Design and construction
- Architect: C. A. Park

= Royal Train Shed =

The Royal Train Shed was part of the former Wolverton railway works in Milton Keynes, southern England. It was built in 1899 and changed use several times before it was used to house the British Royal Train from 1963 to 1991. The building has since been converted into residential use and is now a Grade II listed building.

==Description==
The building is sited on an embankment built in the 1830s for the London and Birmingham Railway. The first building on the site was the original Wolverton railway station, which was demolished in the 1840s. The site is just north of the Grand Union Canal and adjacent to an 1830s bridge which was originally part of the main line and abutting the embankment it stands on is an 1830s bridge over Old Wolverton Road.

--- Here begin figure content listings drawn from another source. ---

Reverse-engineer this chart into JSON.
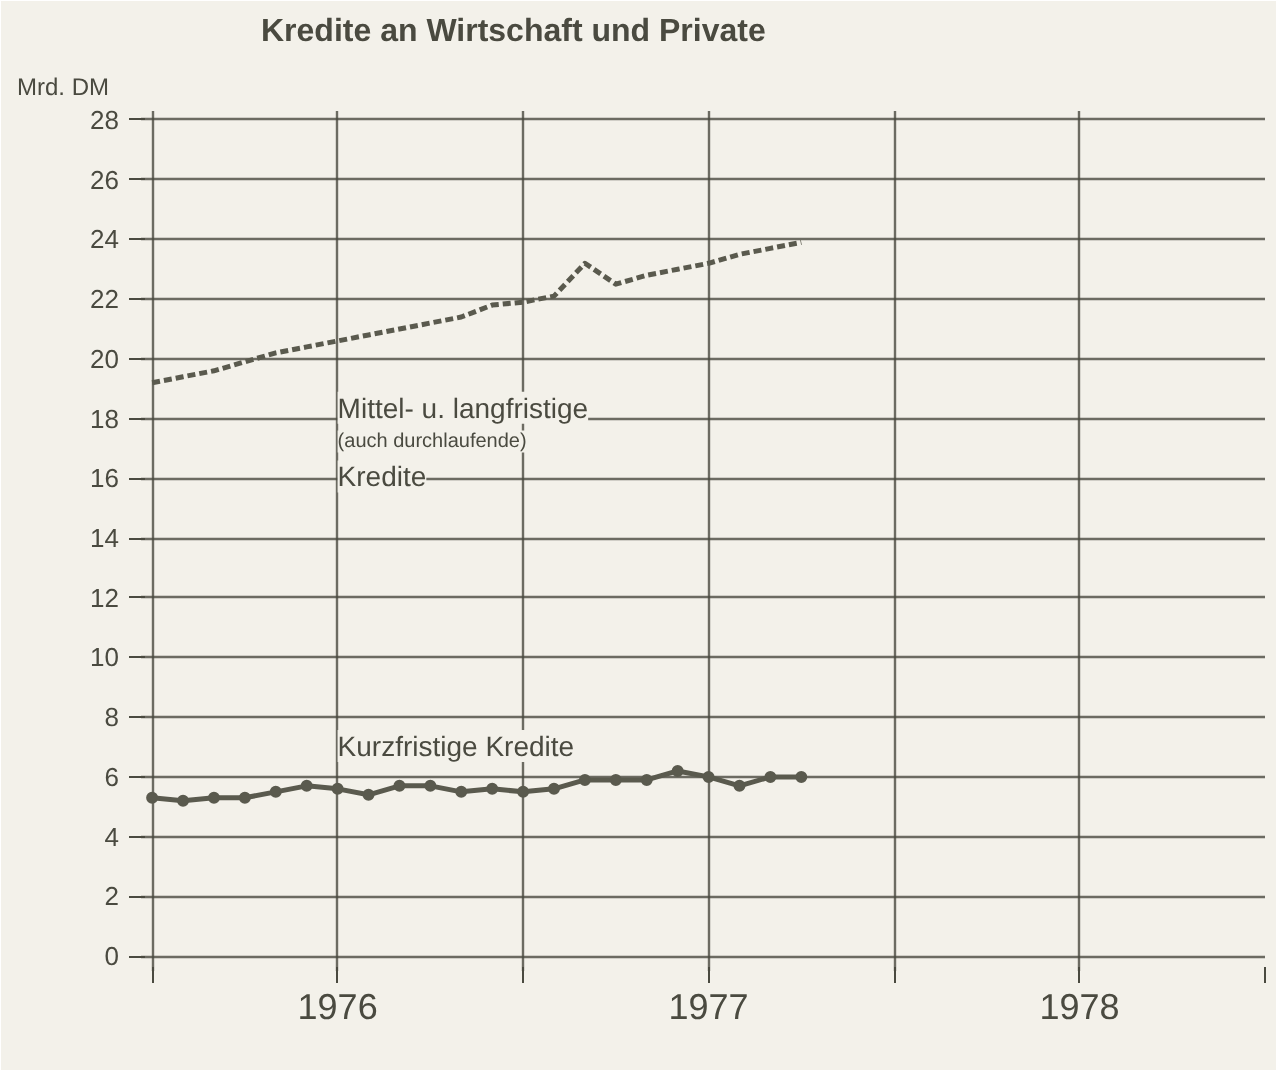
{
  "chart_data": {
    "type": "line",
    "title": "Kredite an Wirtschaft und Private",
    "ylabel": "Mrd. DM",
    "x": [
      1976.0,
      1976.0833,
      1976.1667,
      1976.25,
      1976.3333,
      1976.4167,
      1976.5,
      1976.5833,
      1976.6667,
      1976.75,
      1976.8333,
      1976.9167,
      1977.0,
      1977.0833,
      1977.1667,
      1977.25,
      1977.3333,
      1977.4167,
      1977.5,
      1977.5833,
      1977.6667,
      1977.75
    ],
    "xlim": [
      1975.97,
      1979.0
    ],
    "xticks": [
      {
        "value": 1976,
        "label": null
      },
      {
        "value": 1976.5,
        "label": "1976"
      },
      {
        "value": 1977,
        "label": null
      },
      {
        "value": 1977.5,
        "label": "1977"
      },
      {
        "value": 1978,
        "label": null
      },
      {
        "value": 1978.5,
        "label": "1978"
      },
      {
        "value": 1979,
        "label": null
      }
    ],
    "ylim": [
      -0.5,
      28.3
    ],
    "yticks": [
      0,
      2,
      4,
      6,
      8,
      10,
      12,
      14,
      16,
      18,
      20,
      22,
      24,
      26,
      28
    ],
    "grid": true,
    "series": [
      {
        "name": "Mittel- u. langfristige\n(auch durchlaufende)\nKredite",
        "color": "#5a5a4e",
        "line_style": "dashed",
        "marker": "none",
        "values": [
          19.2,
          19.4,
          19.6,
          19.9,
          20.2,
          20.4,
          20.6,
          20.8,
          21.0,
          21.2,
          21.4,
          21.8,
          21.9,
          22.1,
          23.2,
          22.5,
          22.8,
          23.0,
          23.2,
          23.5,
          23.7,
          23.9
        ]
      },
      {
        "name": "Kurzfristige Kredite",
        "color": "#5a5a4e",
        "line_style": "solid",
        "marker": "circle",
        "values": [
          5.3,
          5.2,
          5.3,
          5.3,
          5.5,
          5.7,
          5.6,
          5.4,
          5.7,
          5.7,
          5.5,
          5.6,
          5.5,
          5.6,
          5.9,
          5.9,
          5.9,
          6.2,
          6.0,
          5.7,
          6.0,
          6.0
        ]
      }
    ]
  }
}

The building is in red brick and has a slate roof with skylights. It is long and narrow, built to accommodate three tracks, and consists of 33 bays with gable ends. A smaller shed was built onto the north-western end of the original. Both ends have tripartite openings. The bays all have identical windows. The walls are supported by wrought-iron and steel trusses for added strength.

==History==
The building was first erected in 1889 as part of Wolverton railway works. It was designed by C. A. Park, the carriage and wagon superintendent for the London and North Western Railway as part of a planned overhaul of the layout of the works. It began life as a lifting shop, equipped with cranes for maintenance of carriages. It was converted to an underframe shop in 1926 and then a heavy machine shop in 1934. It was converted to house the Royal Train—which was built in the adjacent works—in 1963. It closed in 1991 After a period of disuse as the works contracted post-privatisation, the building was converted into residences.

The shed was designated a Grade II listed building in 2001. Listed building status provides legal protection from demolition or unsympathetic alteration. Its list entry recognises it as "an important component of what was in the 1890s one of the most important integrated large-scale manufacturing sites in the world".